Até aqui, a intervenção assemelha-se à tentativa de virar o jogo no noticiário exibindo uma agenda positiva. Mas e se não surgirem resistências à ampliação da medida, que pode alcançar outros estados? A intervenção pode desconfigurar o cenário eleitoral, inclusive favorecendo algum dos lados em disputa. O Brasil, desde sempre, possui uma sólida cultura autoritária e a tentação de se perpetuar no poder, para quem dispuser da prerrogativa de distribuir intervenções, é imensa.
Por enquanto, isso é cogitação: o futuro confirmará – ou não – essas hipóteses.
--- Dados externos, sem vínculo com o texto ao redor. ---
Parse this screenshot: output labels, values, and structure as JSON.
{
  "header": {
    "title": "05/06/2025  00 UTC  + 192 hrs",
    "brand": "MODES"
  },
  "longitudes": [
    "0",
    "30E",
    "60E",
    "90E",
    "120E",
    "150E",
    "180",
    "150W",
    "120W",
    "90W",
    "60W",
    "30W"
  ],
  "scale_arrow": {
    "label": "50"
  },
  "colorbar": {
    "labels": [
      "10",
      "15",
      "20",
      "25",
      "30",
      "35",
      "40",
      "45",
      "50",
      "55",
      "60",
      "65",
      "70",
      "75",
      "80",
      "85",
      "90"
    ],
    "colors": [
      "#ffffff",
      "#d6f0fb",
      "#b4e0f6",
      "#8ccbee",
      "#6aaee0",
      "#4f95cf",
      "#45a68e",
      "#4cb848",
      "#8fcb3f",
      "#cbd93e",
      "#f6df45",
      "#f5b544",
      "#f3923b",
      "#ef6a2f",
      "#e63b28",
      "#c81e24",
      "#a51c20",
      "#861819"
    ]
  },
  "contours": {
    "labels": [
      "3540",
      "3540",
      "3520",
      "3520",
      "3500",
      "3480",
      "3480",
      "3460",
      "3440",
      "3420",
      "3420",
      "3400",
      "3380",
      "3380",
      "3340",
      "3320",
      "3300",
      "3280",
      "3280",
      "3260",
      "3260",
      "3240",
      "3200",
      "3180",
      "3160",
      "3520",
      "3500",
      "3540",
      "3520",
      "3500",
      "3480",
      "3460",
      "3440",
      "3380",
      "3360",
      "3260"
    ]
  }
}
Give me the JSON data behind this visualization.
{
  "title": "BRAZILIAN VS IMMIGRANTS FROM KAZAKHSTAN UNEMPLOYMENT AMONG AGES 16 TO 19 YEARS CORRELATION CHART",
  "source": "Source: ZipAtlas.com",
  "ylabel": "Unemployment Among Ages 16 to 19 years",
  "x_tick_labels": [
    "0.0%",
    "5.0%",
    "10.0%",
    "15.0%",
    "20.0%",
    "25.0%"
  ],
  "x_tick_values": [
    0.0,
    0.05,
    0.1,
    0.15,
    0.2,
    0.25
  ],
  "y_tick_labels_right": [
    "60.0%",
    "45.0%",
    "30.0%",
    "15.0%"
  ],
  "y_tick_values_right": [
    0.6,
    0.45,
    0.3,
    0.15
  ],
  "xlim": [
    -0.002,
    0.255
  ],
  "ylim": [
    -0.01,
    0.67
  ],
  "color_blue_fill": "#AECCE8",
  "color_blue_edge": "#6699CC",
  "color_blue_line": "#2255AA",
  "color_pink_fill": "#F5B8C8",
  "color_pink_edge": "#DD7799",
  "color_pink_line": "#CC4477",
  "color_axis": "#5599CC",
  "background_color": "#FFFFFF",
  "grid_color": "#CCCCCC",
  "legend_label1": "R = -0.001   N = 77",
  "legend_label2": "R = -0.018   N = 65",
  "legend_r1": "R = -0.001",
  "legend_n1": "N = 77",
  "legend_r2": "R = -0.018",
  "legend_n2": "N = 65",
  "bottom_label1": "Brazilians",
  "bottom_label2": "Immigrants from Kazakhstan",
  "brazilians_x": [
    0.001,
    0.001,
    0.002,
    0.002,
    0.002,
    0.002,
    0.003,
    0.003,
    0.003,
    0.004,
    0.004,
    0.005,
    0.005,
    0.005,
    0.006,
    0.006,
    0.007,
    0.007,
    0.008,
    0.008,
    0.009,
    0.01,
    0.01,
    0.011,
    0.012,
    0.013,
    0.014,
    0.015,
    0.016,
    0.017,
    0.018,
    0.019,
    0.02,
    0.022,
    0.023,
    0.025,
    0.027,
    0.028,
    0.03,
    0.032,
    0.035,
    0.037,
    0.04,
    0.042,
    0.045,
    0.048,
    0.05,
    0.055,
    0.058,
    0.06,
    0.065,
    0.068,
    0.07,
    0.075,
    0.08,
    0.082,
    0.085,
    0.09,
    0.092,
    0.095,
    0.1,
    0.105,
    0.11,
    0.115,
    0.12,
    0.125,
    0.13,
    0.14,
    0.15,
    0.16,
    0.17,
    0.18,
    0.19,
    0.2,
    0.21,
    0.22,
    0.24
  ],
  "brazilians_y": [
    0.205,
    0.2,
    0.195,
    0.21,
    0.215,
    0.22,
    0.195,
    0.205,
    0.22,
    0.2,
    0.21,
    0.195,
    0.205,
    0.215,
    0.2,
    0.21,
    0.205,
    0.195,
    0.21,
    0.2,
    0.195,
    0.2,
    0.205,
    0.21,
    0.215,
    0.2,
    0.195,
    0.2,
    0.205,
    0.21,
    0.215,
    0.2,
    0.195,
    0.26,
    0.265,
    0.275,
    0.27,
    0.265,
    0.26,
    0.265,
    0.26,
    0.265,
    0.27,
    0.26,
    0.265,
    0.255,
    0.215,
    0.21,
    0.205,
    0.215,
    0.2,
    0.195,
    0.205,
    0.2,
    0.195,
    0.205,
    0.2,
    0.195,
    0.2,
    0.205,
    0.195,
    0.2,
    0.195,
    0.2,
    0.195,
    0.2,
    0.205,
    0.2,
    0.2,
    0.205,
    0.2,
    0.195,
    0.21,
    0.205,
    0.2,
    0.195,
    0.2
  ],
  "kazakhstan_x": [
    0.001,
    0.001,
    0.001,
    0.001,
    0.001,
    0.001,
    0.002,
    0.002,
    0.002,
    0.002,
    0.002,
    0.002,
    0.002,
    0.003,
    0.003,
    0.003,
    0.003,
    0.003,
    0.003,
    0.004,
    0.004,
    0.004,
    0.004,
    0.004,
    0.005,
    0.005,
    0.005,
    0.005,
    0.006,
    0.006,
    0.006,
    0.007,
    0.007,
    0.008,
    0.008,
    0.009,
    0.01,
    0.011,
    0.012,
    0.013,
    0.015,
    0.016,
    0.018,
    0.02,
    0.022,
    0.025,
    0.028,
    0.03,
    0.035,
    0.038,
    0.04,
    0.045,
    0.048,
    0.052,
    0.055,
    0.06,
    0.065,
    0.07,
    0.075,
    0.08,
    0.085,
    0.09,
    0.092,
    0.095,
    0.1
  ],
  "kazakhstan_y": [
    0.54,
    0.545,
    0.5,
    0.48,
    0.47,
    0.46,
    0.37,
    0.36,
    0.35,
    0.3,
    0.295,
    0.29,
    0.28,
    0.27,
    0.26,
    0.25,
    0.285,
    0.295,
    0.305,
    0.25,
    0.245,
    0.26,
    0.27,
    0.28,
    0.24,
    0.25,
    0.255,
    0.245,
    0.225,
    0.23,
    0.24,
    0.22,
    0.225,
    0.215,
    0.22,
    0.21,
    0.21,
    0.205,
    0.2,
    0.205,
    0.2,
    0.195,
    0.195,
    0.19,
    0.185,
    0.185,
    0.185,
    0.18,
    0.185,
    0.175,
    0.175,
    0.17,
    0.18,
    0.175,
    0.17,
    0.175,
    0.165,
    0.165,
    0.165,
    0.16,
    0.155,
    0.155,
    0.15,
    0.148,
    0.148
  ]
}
Mas vale lembrar, sempre, como começou o regime militar em 1964. Uma intervenção breve – uns poucos meses – que se estendeu por 21 anos.

Facções

Por fim, é necessária a referência às facções que se enfrentam pelos morros, periferias e bolsões de pobreza no encantador estado do Rio de Janeiro. O Comando Vermelho (CV) – principal organização criminosa daquele estado – tende a ser sufocado: o acesso a armas e drogas provavelmente será dificultado; ações armadas que, em parte, financiam essas organizações vão diminuir; e as conexões com as facções espalhadas pelo país tendem a se enfraquecer.
Qual vai ser o resultado imediato? O fortalecimento do Primeiro Comando da Capital (PCC), de São Paulo, que conduz, desde o ano passado, uma guerra contra o rival CV. Esse conflito está nos presídios e nas ruas de estados como Amazonas, Rondônia, Acre, Ceará, Rio Grande do Norte e, mais recentemente, Goiás. É estarrecedor que o governo não emita uma única palavra sobre esse fato óbvio que especialistas na área apontam desde o anúncio da medida.
Já hegemônico em boa parte do País, o PCC tende a ampliar seu poder, caminhando para adquirir o status de máfia estruturada que atua não apenas no Brasil, mas em países vizinhos fornecedores de drogas, como a Colômbia, o Paraguai e a Bolívia. Até em Portugal a facção já planejou assaltar banco.
Mas isso, para o emedebismo no poder, não tem importância: o essencial é lançar a cortina de fumaça apostando na colheita de dividendos políticos nas eleições. Caso estas aconteçam, é bom ressaltar.